Human life is sacred, no exceptions.
Of course, few people would attribute absolutely no value to human life, but, many people do possess certain judgements and opinions that are inconsistent with the absolute value of human life.
What do I mean by that?
Think of somebody in your day-to-day life who you hate, who drives you up the wall. Would you be glad if that person were to suddenly die? To most people, of course, the obvious answer would be “no”. And why is the answer no? Because human life has an innate value that would render its loss a sad event, or a major injustice in the event of a murder.

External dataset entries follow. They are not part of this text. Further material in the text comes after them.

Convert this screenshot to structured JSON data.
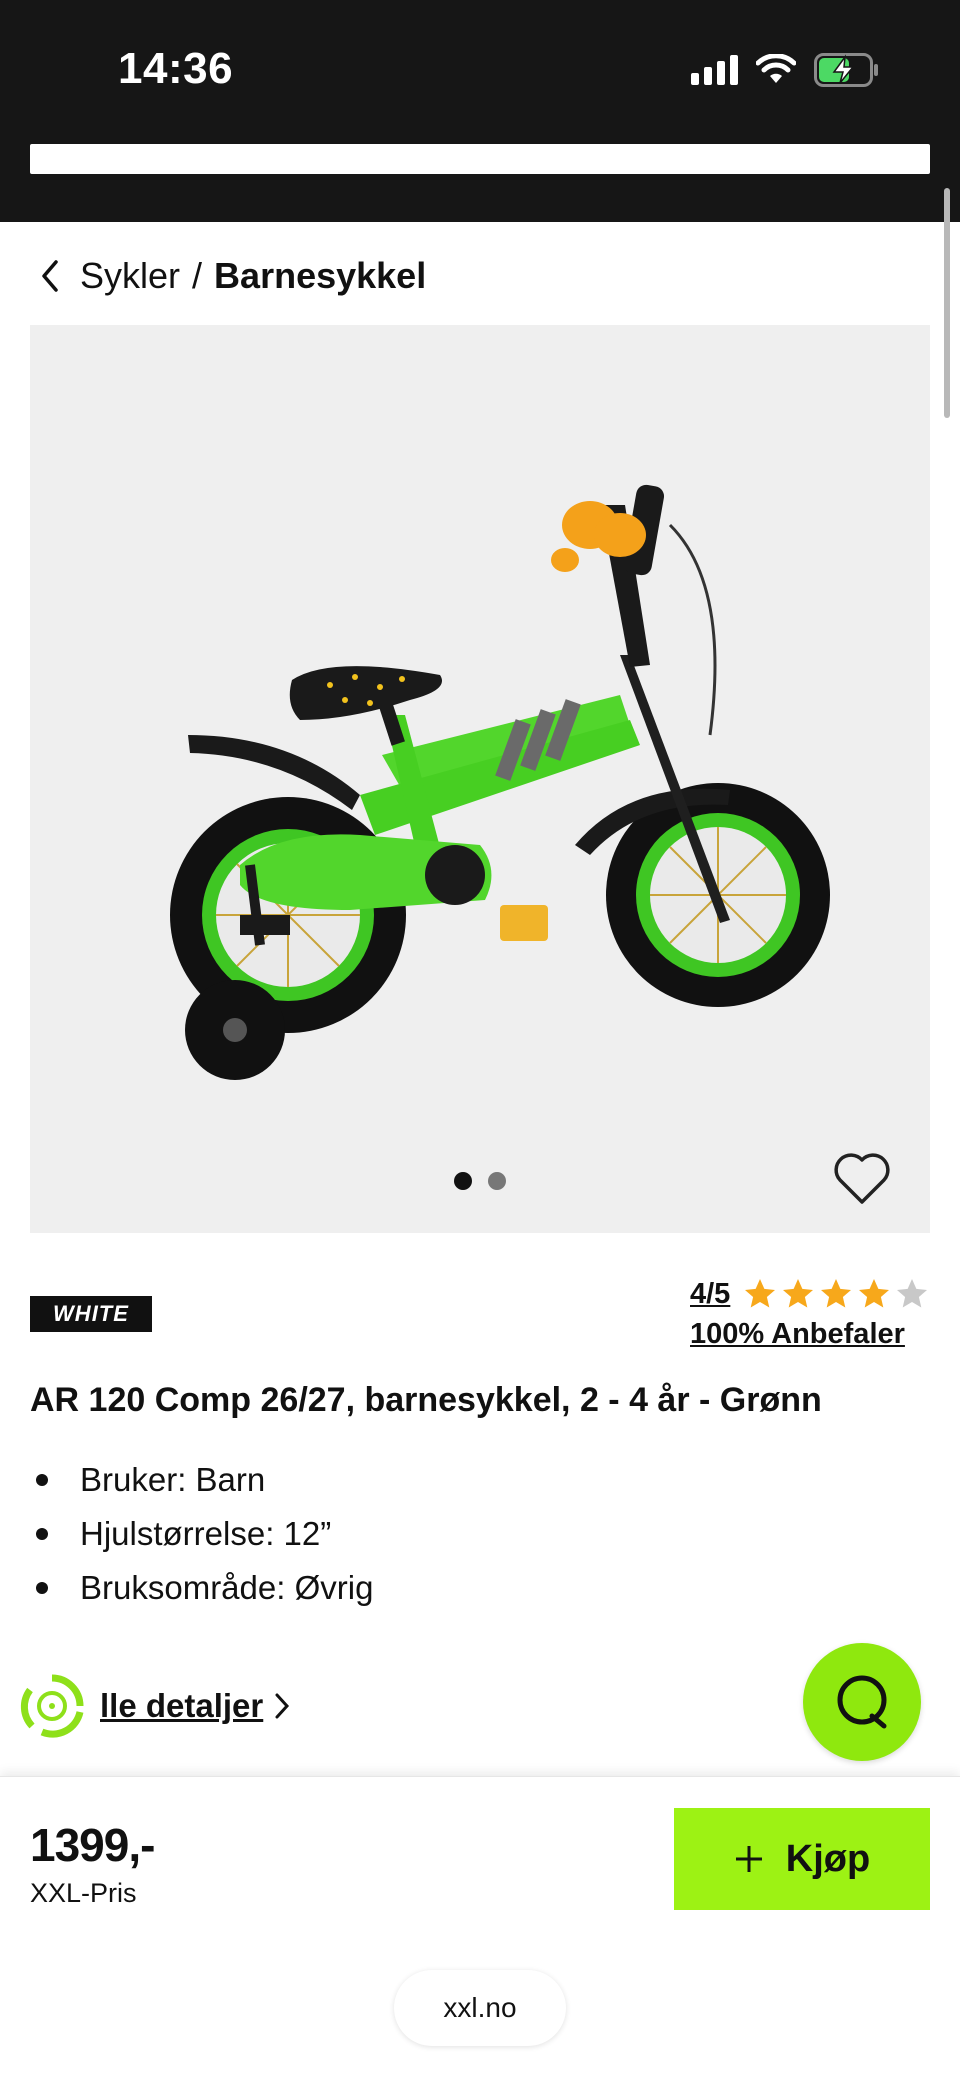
{
  "status_bar": {
    "time": "14:36",
    "icons": [
      "signal-icon",
      "wifi-icon",
      "battery-charging-icon"
    ],
    "battery_color": "#4cd964"
  },
  "breadcrumb": {
    "parent": "Sykler",
    "separator": "/",
    "current": "Barnesykkel"
  },
  "gallery": {
    "image_count": 2,
    "active_index": 0
  },
  "product": {
    "brand": "WHITE",
    "rating_text": "4/5",
    "rating_value": 4,
    "rating_max": 5,
    "recommend_text": "100% Anbefaler",
    "title": "AR 120 Comp 26/27, barnesykkel, 2 - 4 år - Grønn",
    "specs": [
      "Bruker: Barn",
      "Hjulstørrelse: 12”",
      "Bruksområde: Øvrig"
    ],
    "details_link": "lle detaljer"
  },
  "purchase": {
    "price": "1399,-",
    "price_label": "XXL-Pris",
    "buy_label": "Kjøp"
  },
  "browser": {
    "url": "xxl.no"
  },
  "colors": {
    "accent": "#9df214",
    "star": "#f7a81b",
    "star_empty": "#c8c8c8",
    "status_bg": "#161616"
  }
}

However, people often tend to perceive exceptions to this principle of moral law; it is an unfortunately common perception that gross violations of moral law can make a person deserve death. Those who believe in the death penalty would think, for instance, that electrocuting a murderer is “justice served”. Assuming that the criminal in question is within a secure justice system and could otherwise be confined to a jail cell without a reasonable fear of his escape, what kind of justice is that? The proper function of a justice system is to prevent and deter crime; a culprit of such a high crime, if imprisoned for life, is very unlikely to commit further offenses. The will to kill him, in this case, stems solely from emotion, the desire for harsh retaliation.
The problem with believing in “killing for justice” is that it represents a reduced sense of value for human life. Killing another human being is only justified in a select few situations, in which the direct culprit of such high and infamous crimes as mentioned earlier represents such an immediate, likely, and direct threat to the lives of others that he/she cannot be securely imprisoned. If an intruder with a firearm were to shoot you, for instance, shooting him in self-defense wouldn’t be a problem. Or, say that an army unit has captured a leader of a terrorist organization responsible for the deaths of thousands, but his allies (hypothetically speaking) are approaching in large numbers to retrieve him. In the context of the immediacy of the situation, that the soldiers would not likely be able to bring the culprit to trial, he is directly dangerous enough to kill. Human life may only be sacrificed in this manner if it is absolutely necessary.
On that note, it is also wrong to wish for the death of any other person. Even for the homicidal home invader described in the first scenario, potentially fatal force should only be used as a last resort; to believe that a person deserved death anyways is to imply that his/her actions have destroyed the value of his/her life, and it can be taken away. No. Human life is sacred.